First, some background on my situation:
My work setup uses a network asset discovery tool call lansweeper to keep an active inventory of all machines and systems on our network. The way it does this is by ssh-ing to the machine and executing several commands as root to identify hardware, installed packages, etc. (e.g. lspci, dmidecode, things of that nature). It’s worked great for us to maintain an active inventory of our stystems and installed software.
The problem, however, is that the messages received by Graylog from the lansweeper agent running commands with sudo are indistinguishable from the messages Graylog receives when any other user runs commands with sudo. What we want to use Graylog for is to monitor all administrative actions on our systems, but we don’t want to mix the messages from lansweeper’s tasks with actions performed by human users.

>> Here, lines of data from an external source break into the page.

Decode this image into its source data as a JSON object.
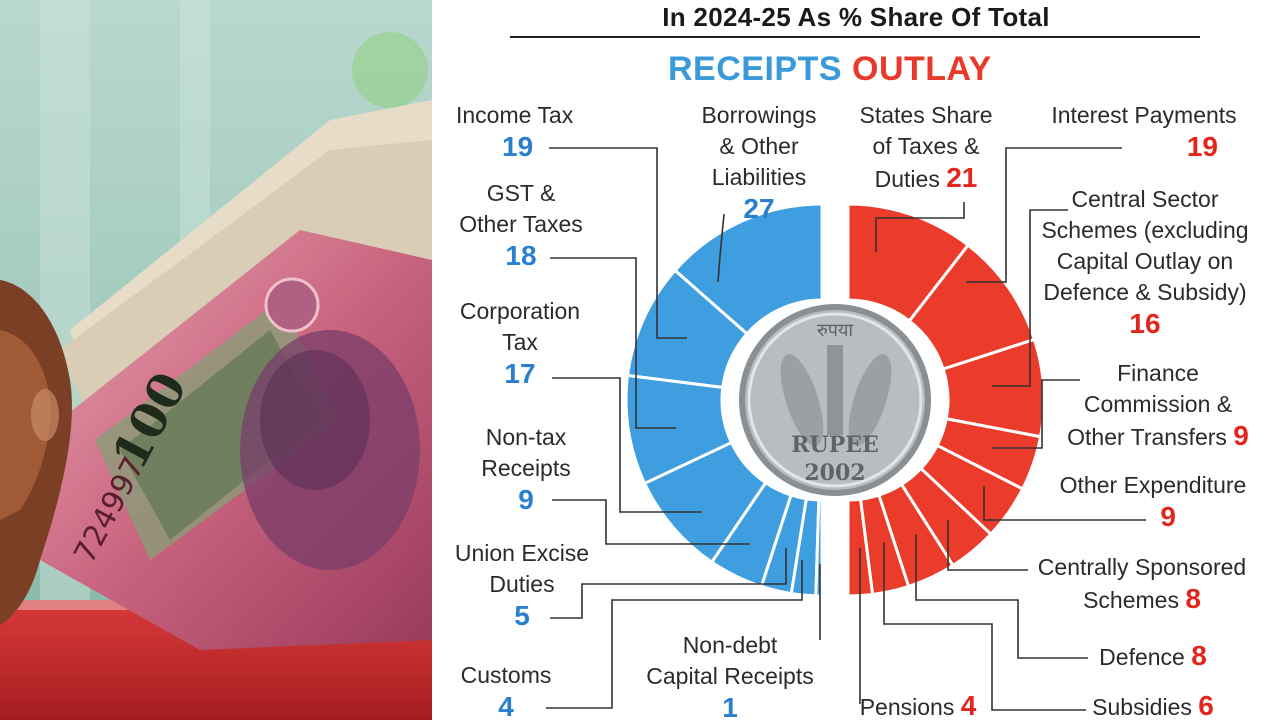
{
  "heading": "In 2024-25 As % Share Of Total",
  "receipts_title": "RECEIPTS",
  "outlay_title": "OUTLAY",
  "coin_text": {
    "top": "रुपया",
    "bottom": "RUPEE",
    "year": "2002"
  },
  "banknote_text": {
    "denomination": "100",
    "serial": "724997"
  },
  "colors": {
    "receipts": "#3e9ee0",
    "outlay": "#ea3b2b",
    "receipts_number": "#2b7fcf",
    "outlay_number": "#e2261b"
  },
  "chart_data": [
    {
      "type": "pie",
      "title": "RECEIPTS",
      "unit": "% share of total",
      "categories": [
        "Borrowings & Other Liabilities",
        "Income Tax",
        "GST & Other Taxes",
        "Corporation Tax",
        "Non-tax Receipts",
        "Union Excise Duties",
        "Customs",
        "Non-debt Capital Receipts"
      ],
      "values": [
        27,
        19,
        18,
        17,
        9,
        5,
        4,
        1
      ]
    },
    {
      "type": "pie",
      "title": "OUTLAY",
      "unit": "% share of total",
      "categories": [
        "States Share of Taxes & Duties",
        "Interest Payments",
        "Central Sector Schemes (excluding Capital Outlay on Defence & Subsidy)",
        "Finance Commission & Other Transfers",
        "Other Expenditure",
        "Centrally Sponsored Schemes",
        "Defence",
        "Subsidies",
        "Pensions"
      ],
      "values": [
        21,
        19,
        16,
        9,
        9,
        8,
        8,
        6,
        4
      ]
    }
  ],
  "receipts_labels": [
    {
      "lines": [
        "Income Tax"
      ],
      "value": "19"
    },
    {
      "lines": [
        "Borrowings",
        "& Other",
        "Liabilities"
      ],
      "value": "27"
    },
    {
      "lines": [
        "GST &",
        "Other Taxes"
      ],
      "value": "18"
    },
    {
      "lines": [
        "Corporation",
        "Tax"
      ],
      "value": "17"
    },
    {
      "lines": [
        "Non-tax",
        "Receipts"
      ],
      "value": "9"
    },
    {
      "lines": [
        "Union Excise",
        "Duties"
      ],
      "value": "5"
    },
    {
      "lines": [
        "Customs"
      ],
      "value": "4"
    },
    {
      "lines": [
        "Non-debt",
        "Capital Receipts"
      ],
      "value": "1"
    }
  ],
  "outlay_labels": [
    {
      "lines": [
        "States Share",
        "of Taxes &"
      ],
      "last": "Duties",
      "value": "21"
    },
    {
      "lines": [
        "Interest Payments"
      ],
      "value": "19"
    },
    {
      "lines": [
        "Central Sector",
        "Schemes (excluding",
        "Capital Outlay on",
        "Defence & Subsidy)"
      ],
      "value": "16"
    },
    {
      "lines": [
        "Finance",
        "Commission &"
      ],
      "last": "Other Transfers",
      "value": "9"
    },
    {
      "lines": [
        "Other Expenditure"
      ],
      "value": "9"
    },
    {
      "lines": [
        "Centrally Sponsored"
      ],
      "last": "Schemes",
      "value": "8"
    },
    {
      "lines": [],
      "last": "Defence",
      "value": "8"
    },
    {
      "lines": [],
      "last": "Subsidies",
      "value": "6"
    },
    {
      "lines": [],
      "last": "Pensions",
      "value": "4"
    }
  ]
}
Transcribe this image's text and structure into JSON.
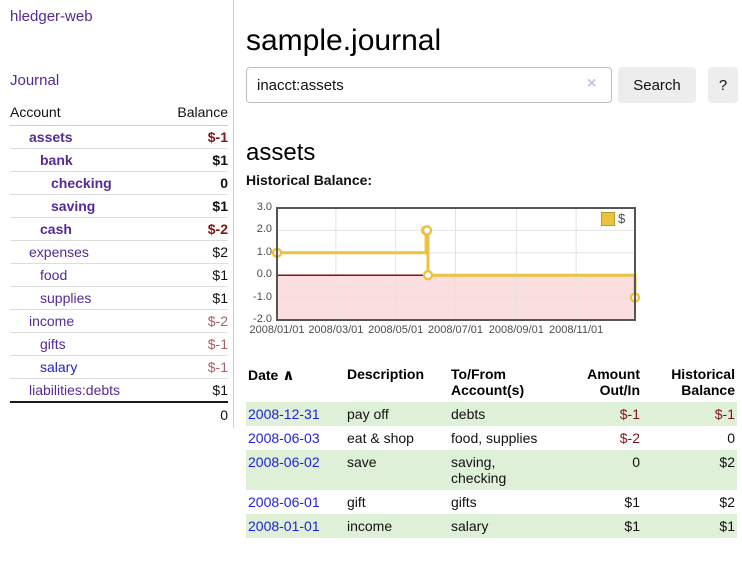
{
  "colors": {
    "purple": "#552a97",
    "blue": "#2222d8",
    "neg_strong": "#801515",
    "neg_soft": "#aa5f5f",
    "text": "#111111",
    "gold": "#edc240",
    "pink": "#fbdede",
    "zero": "#8f0d0d",
    "grid": "#e3e3e3",
    "chart_border": "#545454",
    "row_green": "#dff0d8"
  },
  "brand": {
    "label": "hledger-web"
  },
  "nav": {
    "journal": "Journal"
  },
  "sidebar": {
    "header": {
      "account": "Account",
      "balance": "Balance"
    },
    "accounts": [
      {
        "label": "assets",
        "depth": 1,
        "bold": true,
        "link": "purple",
        "balance": "$-1",
        "bal_color": "neg_strong",
        "bal_bold": true
      },
      {
        "label": "bank",
        "depth": 2,
        "bold": true,
        "link": "purple",
        "balance": "$1",
        "bal_color": "text",
        "bal_bold": true
      },
      {
        "label": "checking",
        "depth": 3,
        "bold": true,
        "link": "purple",
        "balance": "0",
        "bal_color": "text",
        "bal_bold": true
      },
      {
        "label": "saving",
        "depth": 3,
        "bold": true,
        "link": "purple",
        "balance": "$1",
        "bal_color": "text",
        "bal_bold": true
      },
      {
        "label": "cash",
        "depth": 2,
        "bold": true,
        "link": "purple",
        "balance": "$-2",
        "bal_color": "neg_strong",
        "bal_bold": true
      },
      {
        "label": "expenses",
        "depth": 1,
        "bold": false,
        "link": "purple",
        "balance": "$2",
        "bal_color": "text",
        "bal_bold": false
      },
      {
        "label": "food",
        "depth": 2,
        "bold": false,
        "link": "purple",
        "balance": "$1",
        "bal_color": "text",
        "bal_bold": false
      },
      {
        "label": "supplies",
        "depth": 2,
        "bold": false,
        "link": "purple",
        "balance": "$1",
        "bal_color": "text",
        "bal_bold": false
      },
      {
        "label": "income",
        "depth": 1,
        "bold": false,
        "link": "purple",
        "balance": "$-2",
        "bal_color": "neg_soft",
        "bal_bold": false
      },
      {
        "label": "gifts",
        "depth": 2,
        "bold": false,
        "link": "purple",
        "balance": "$-1",
        "bal_color": "neg_soft",
        "bal_bold": false
      },
      {
        "label": "salary",
        "depth": 2,
        "bold": false,
        "link": "blue",
        "balance": "$-1",
        "bal_color": "neg_soft",
        "bal_bold": false
      },
      {
        "label": "liabilities:debts",
        "depth": 1,
        "bold": false,
        "link": "purple",
        "balance": "$1",
        "bal_color": "text",
        "bal_bold": false
      }
    ],
    "total": "0"
  },
  "main": {
    "title": "sample.journal",
    "search": {
      "value": "inacct:assets",
      "clear_icon": "×",
      "button": "Search",
      "help": "?"
    },
    "account_heading": "assets",
    "section_label": "Historical Balance:"
  },
  "chart_data": {
    "type": "line",
    "step": true,
    "title": "Historical Balance of assets",
    "x_range": [
      "2008-01-01",
      "2008-12-31"
    ],
    "ylim": [
      -2,
      3
    ],
    "series": [
      {
        "name": "$",
        "color": "#edc240",
        "points": [
          [
            "2008-01-01",
            1
          ],
          [
            "2008-06-01",
            2
          ],
          [
            "2008-06-02",
            2
          ],
          [
            "2008-06-03",
            0
          ],
          [
            "2008-12-31",
            -1
          ]
        ]
      }
    ],
    "yticks": [
      {
        "label": "3.0",
        "value": 3
      },
      {
        "label": "2.0",
        "value": 2
      },
      {
        "label": "1.0",
        "value": 1
      },
      {
        "label": "0.0",
        "value": 0
      },
      {
        "label": "-1.0",
        "value": -1
      },
      {
        "label": "-2.0",
        "value": -2
      }
    ],
    "xticks": [
      {
        "label": "2008/01/01",
        "date": "2008-01-01"
      },
      {
        "label": "2008/03/01",
        "date": "2008-03-01"
      },
      {
        "label": "2008/05/01",
        "date": "2008-05-01"
      },
      {
        "label": "2008/07/01",
        "date": "2008-07-01"
      },
      {
        "label": "2008/09/01",
        "date": "2008-09-01"
      },
      {
        "label": "2008/11/01",
        "date": "2008-11-01"
      }
    ],
    "legend": {
      "label": "$",
      "position": "top-right"
    },
    "negative_region_fill": "#fbdede",
    "zero_line_color": "#8f0d0d",
    "grid": true
  },
  "register": {
    "headers": {
      "date": "Date",
      "description": "Description",
      "accounts": "To/From Account(s)",
      "amount": "Amount Out/In",
      "balance": "Historical Balance"
    },
    "sort_icon": "∧",
    "rows": [
      {
        "date": "2008-12-31",
        "description": "pay off",
        "accounts": "debts",
        "amount": "$-1",
        "amount_neg": true,
        "balance": "$-1",
        "balance_neg": true,
        "shaded": true
      },
      {
        "date": "2008-06-03",
        "description": "eat & shop",
        "accounts": "food, supplies",
        "amount": "$-2",
        "amount_neg": true,
        "balance": "0",
        "balance_neg": false,
        "shaded": false
      },
      {
        "date": "2008-06-02",
        "description": "save",
        "accounts": "saving, checking",
        "amount": "0",
        "amount_neg": false,
        "balance": "$2",
        "balance_neg": false,
        "shaded": true
      },
      {
        "date": "2008-06-01",
        "description": "gift",
        "accounts": "gifts",
        "amount": "$1",
        "amount_neg": false,
        "balance": "$2",
        "balance_neg": false,
        "shaded": false
      },
      {
        "date": "2008-01-01",
        "description": "income",
        "accounts": "salary",
        "amount": "$1",
        "amount_neg": false,
        "balance": "$1",
        "balance_neg": false,
        "shaded": true
      }
    ]
  }
}
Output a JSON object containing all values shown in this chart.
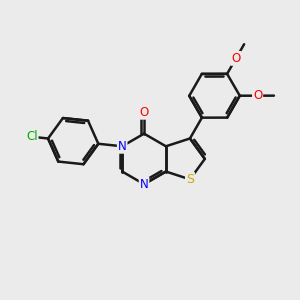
{
  "background_color": "#ebebeb",
  "bond_color": "#1a1a1a",
  "bond_width": 1.8,
  "N_color": "#0000ff",
  "O_color": "#ff0000",
  "S_color": "#ccaa00",
  "Cl_color": "#00aa00",
  "figsize": [
    3.0,
    3.0
  ],
  "dpi": 100,
  "xlim": [
    0,
    10
  ],
  "ylim": [
    0,
    10
  ]
}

I’ve found that lansweeper’s commands are executed within five seconds of the agent logging into the system. I would like to separate the messages from lansweeper’s commands from all other messages of sudo usage, and I think the best way to do this would be to process the commands that use sudo from an input within five seconds after the timestamp of the message from the lansweeper agent logging into the system.
Is this something that is possible with Graylog? I’ve looked through the pipelines documentation with the aim of processing messages and sending them to a separate stream if they use sudo within a set time period after the message. I just haven’t found a way of processing past messages.